Posted in Sustainability | Leave a comment

Commonsense Structure

I was privileged to meet Buckminster Fuller in my grad school career at Dartmouth’s Thayer School of Engineering and listened to his random musings and wisdom. I still recall his dicta when it came to structural engineering: no structural engineer was ever sued because a bridge or building was too heavy, but mechanical engineers have do design airplanes that will actually fly; and, if you want structural analysis, give some shapes to a three year old and watch them manipulate them, they will get to know that anchored triangles are the simplest self supporting structure– then build on the triangles!

  1. Indians knew their tepees and lodges would work with posts in the ground and connected at the ridge or apex. We westerners adopted that in the A-Frame and the Cape. The Cape roof is a marvelous triangle, anchored at the eaves to the second floor joists, and compressed along a ridge board at the peak. Then came the bad old days, which I attribute to carpenters who knew the rules being killed in the Civil War. The builders forgot the triangle and tried to get more headroom in the second story. Knee walls. Unreinforced with strongbacks or hammer braces were lofted above carriage sheds in the Victorian era. Every one of them is swaybacked on the ridge because those knee walls are pushed outward.
  2. Collar ties.
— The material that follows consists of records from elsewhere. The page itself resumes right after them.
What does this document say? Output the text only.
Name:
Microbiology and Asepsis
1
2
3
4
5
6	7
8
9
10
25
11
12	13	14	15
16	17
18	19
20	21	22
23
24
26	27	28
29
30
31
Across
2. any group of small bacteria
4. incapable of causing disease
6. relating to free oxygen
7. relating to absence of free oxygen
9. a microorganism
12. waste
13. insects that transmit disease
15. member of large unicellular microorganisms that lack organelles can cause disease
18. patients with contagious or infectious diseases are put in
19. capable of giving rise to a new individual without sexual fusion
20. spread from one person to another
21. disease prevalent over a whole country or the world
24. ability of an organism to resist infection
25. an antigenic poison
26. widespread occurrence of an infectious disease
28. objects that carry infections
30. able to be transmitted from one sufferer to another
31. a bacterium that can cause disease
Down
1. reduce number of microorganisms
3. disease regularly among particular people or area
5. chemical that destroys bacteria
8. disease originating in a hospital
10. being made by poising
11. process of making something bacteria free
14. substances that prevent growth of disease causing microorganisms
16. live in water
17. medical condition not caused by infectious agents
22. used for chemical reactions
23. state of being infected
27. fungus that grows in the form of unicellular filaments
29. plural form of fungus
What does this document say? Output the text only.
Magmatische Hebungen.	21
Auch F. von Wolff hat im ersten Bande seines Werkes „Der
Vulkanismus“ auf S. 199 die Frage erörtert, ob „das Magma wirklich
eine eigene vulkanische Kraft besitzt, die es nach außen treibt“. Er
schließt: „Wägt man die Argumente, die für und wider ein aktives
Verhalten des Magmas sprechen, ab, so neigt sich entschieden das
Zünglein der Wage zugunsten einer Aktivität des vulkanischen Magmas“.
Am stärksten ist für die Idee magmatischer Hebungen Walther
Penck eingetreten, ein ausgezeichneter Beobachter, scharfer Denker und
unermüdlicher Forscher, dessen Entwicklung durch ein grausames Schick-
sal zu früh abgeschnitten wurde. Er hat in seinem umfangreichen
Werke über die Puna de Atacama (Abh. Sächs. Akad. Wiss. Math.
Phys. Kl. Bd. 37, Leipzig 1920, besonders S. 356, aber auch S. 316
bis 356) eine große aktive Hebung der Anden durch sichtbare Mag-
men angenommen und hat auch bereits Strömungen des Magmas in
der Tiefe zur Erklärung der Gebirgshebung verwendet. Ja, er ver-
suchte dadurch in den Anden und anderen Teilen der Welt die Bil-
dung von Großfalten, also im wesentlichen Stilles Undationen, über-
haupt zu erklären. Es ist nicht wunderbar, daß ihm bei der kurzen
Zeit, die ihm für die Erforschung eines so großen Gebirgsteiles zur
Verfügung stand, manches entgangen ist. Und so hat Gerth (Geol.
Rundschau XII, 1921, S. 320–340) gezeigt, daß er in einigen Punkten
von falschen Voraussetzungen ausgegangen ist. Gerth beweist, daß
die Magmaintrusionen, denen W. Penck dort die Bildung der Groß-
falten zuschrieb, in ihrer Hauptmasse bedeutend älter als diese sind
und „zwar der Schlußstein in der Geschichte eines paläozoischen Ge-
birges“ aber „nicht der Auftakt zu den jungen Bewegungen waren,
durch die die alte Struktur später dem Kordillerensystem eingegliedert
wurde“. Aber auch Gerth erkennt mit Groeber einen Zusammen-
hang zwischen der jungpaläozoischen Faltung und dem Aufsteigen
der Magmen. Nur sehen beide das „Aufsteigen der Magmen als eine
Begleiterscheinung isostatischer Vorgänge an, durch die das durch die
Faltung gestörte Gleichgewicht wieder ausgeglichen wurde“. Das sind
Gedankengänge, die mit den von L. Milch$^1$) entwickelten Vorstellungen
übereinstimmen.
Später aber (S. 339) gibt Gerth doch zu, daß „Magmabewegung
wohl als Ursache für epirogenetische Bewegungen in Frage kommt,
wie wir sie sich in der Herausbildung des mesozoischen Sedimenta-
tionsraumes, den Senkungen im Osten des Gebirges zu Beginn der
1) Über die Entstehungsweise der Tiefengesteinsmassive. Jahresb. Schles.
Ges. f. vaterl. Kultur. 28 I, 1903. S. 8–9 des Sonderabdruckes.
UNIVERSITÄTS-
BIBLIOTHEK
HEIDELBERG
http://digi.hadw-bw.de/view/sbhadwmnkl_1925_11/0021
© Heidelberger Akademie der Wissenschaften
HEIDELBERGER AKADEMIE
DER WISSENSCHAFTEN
So we want to triangulate those rafters and are sure “a collar tie or two on four or eight foot centers will pull the walls back in”. First of all you are trying to resist a moment at the short end of a lever, and second, you are applying a bending moment to a point where the rafter is already at designed maximum bending. Not a pretty sight. Ridge beams to eliminate the bending or designing the knee wall studs to cantilever and the top plate to act as a beam will do. Better think about it and ask for help.
  3. Cantilevers: when we carry a beam over multiple supports, or to float a load in space we are cantilevering (horizontally, usually in the case of pop out closets and windows; vertically in the case of the above mentioned knee walls). This bending moment becomes obvious through failure when we see an old mill building with beautiful first growth southern yellow pine beams (Pinus palustris, long leaf yellow pine, used for ship’s masts and warehouse buildings. I salvaged hundreds of thousands of these timbers for recycled post and beam “Yankee Barn Homes”. A truly magnificent material, we would see 30 growth rings per inch where a modern yellow pine has 3 or 4, and they would still smell of turpentine when resawn; drive a nail in and it would break before it could be pulled), which are coming apart halfway between top and bottom: excessive moment from cantilever bending shears the top and bottom halves.